Media Lacks Respect For Cotto

Posted in Boxing with tags , , , on November 14, 2009 by Dallas O'Malley

Manny Pacquiao and Miguel Cotto will partake in the biggest boxing event of the year tonight.  It’s not often when a boxing match generates this kind of attention but Pacquiao-Cotto has done just that.  Everyone from Donald Trump to Mike Tyson, is making their pick. Some like Manny’s speed and whirlwind punching and others prefer the stalking and bruising style of Cotto.  While Pacquaio is the popular choice to win, it needs to be said that Cotto is being seriously underestimated.


Cotto beat the grease off of Mosley and could very well do the same against Pacquiao.

With all the questions surrounding the fight it begs to wonder why is Miguel Cotto being so badly overlooked?  Why is he such the 2nd banana in this fight that even Bob Arum snubbed his arrival in Las Vegas?  When did he become the Rodney Dangerfield of boxing?

What hasn’t been addressed enough is that Manny Pacquiao’s toughest contests have been against lesser skilled and smaller men than Miguel Cotto.  Since arriving on the big stage Pacman has thrashed his opponents with extreme prejudice.  The exceptions have been Erik Morales, who beat Pacquiao, and Juan Manuel Marquez who took Manny to the edge in two highly debated matches.

Neither Erik Morales nor Juan Manuel Marquez are as big, strong and talented as Cotto.  Marquez gave Pacquiao his hardest fought battles to date, yet those fights took place 15 lbs lighter than this welterweight contest.  Pacquiao has never been hit by a true welterweight.  Yes, Manny retired Oscar De La Hoya in his welterweight debut but DLH was exceedingly dehydrated, not to mention well past his prime.  Oscar could no longer  “pull the trigger” as Pacquiao’s trainer Freddie Roach pointed out.  He was a standing piñata while Pacquiao beat on him.  “The Golden Boy” was reduced to being a flesh and bone heavy bag for Pacquiao to showcase his skills on.


Pacquiao clobbered Hatton but Cotto is a completely different animal.

Pacquiao will not have the same luxury when he steps in with Cotto.  Cotto has fought the elite of his division and beaten them all with the exception of the loaded glove bandit Antonio Margarito.  He was battered against Margarito but he managed to endure intense punishment.  There is no reason to doubt that Margarito hits harder than Pacquiao.  Many doubt that Cotto has put the loss behind him and his critics are quick to point out his last fight against Joshua Clottey as proof.  Clottey is one tough son-of-a-bitch and it’s hard to look spectacular against such a strong opponent.  The bottom line is that Cotto was cut bad early in the fight and willed his way to a decision.  His technique may be off but his will to win is still in tact.

Yes, Manny is fast and strong but Cotto has seen it all before.
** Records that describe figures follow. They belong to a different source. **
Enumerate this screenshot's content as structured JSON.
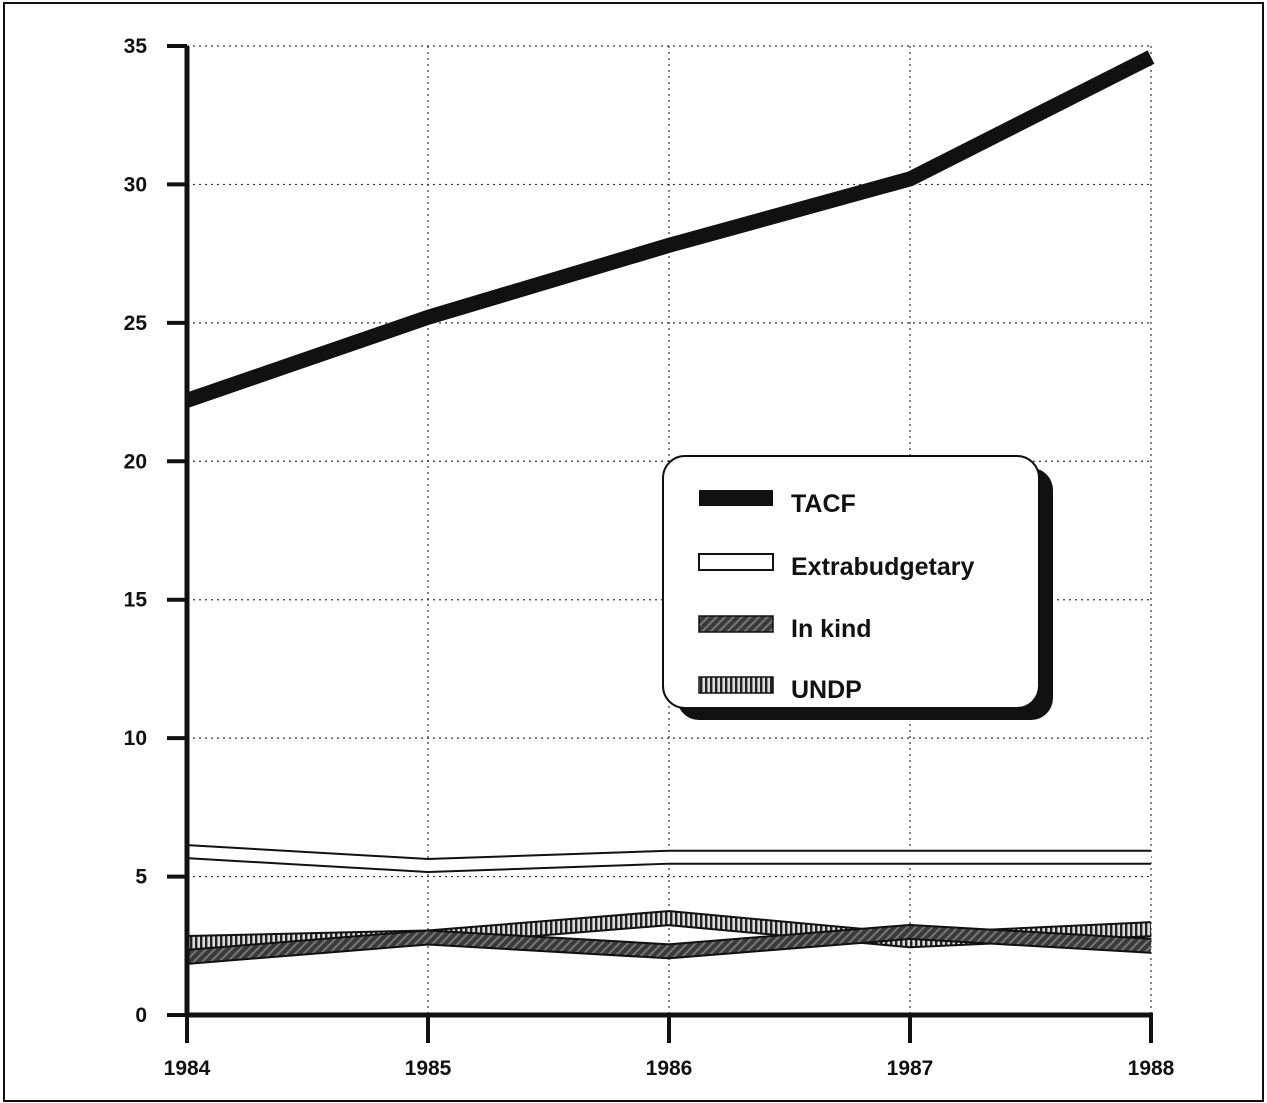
{
  "chart_data": {
    "type": "line",
    "title": "",
    "xlabel": "",
    "ylabel": "",
    "x": [
      "1984",
      "1985",
      "1986",
      "1987",
      "1988"
    ],
    "ylim": [
      0,
      35
    ],
    "yticks": [
      "0",
      "5",
      "10",
      "15",
      "20",
      "25",
      "30",
      "35"
    ],
    "grid": true,
    "legend_placement": "center-right",
    "series": [
      {
        "name": "TACF",
        "values": [
          22.2,
          25.2,
          27.8,
          30.2,
          34.6
        ],
        "style": "solid-dark",
        "color": "#111111"
      },
      {
        "name": "Extrabudgetary",
        "values": [
          5.9,
          5.4,
          5.7,
          5.7,
          5.7
        ],
        "style": "hollow",
        "color": "#ffffff"
      },
      {
        "name": "In kind",
        "values": [
          2.1,
          2.8,
          2.3,
          3.0,
          2.5
        ],
        "style": "dark-hatched",
        "color": "#2a2a2a"
      },
      {
        "name": "UNDP",
        "values": [
          2.6,
          2.8,
          3.5,
          2.7,
          3.1
        ],
        "style": "striped",
        "color": "#777777"
      }
    ]
  }
}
Cotto dealt with Shane Mosley’s trademark speed, and won.  He defeated a quality southpaw in Zab Judah before he became a record padder.  Cotto’s wins against Mosley, Judah and Clottey are more impressive than Pacquiao’s wins over an overmatched Ricky Hatton and an aging dehydrated corpse in Oscar De La Hoya.  Pacquaio’s wins over Hatton and De La Hoya were impressive but if Cotto’s accomplishments have been diminished by the media, than Pacman’s career defining wins should be as well.

Each man has their advantages and each also has the ability to win the fight.  A case can be made for either Pacquiao or Cotto, but the 3-1 odds against Cotto are flabbergasting.  With the biggest fight of his career Cotto may have gotten his last weapon from his detractors…added motivation.  Cotto is focused and will put on a spectacular performance win or lose.

Manny Pacquiao is a great fighter and one of the absolute best of all-time regardless of era.  Miguel Cotto is also one of the world’s best and once tonight’s fight is over, we’ll have a newfound respect for both men and not just one of them.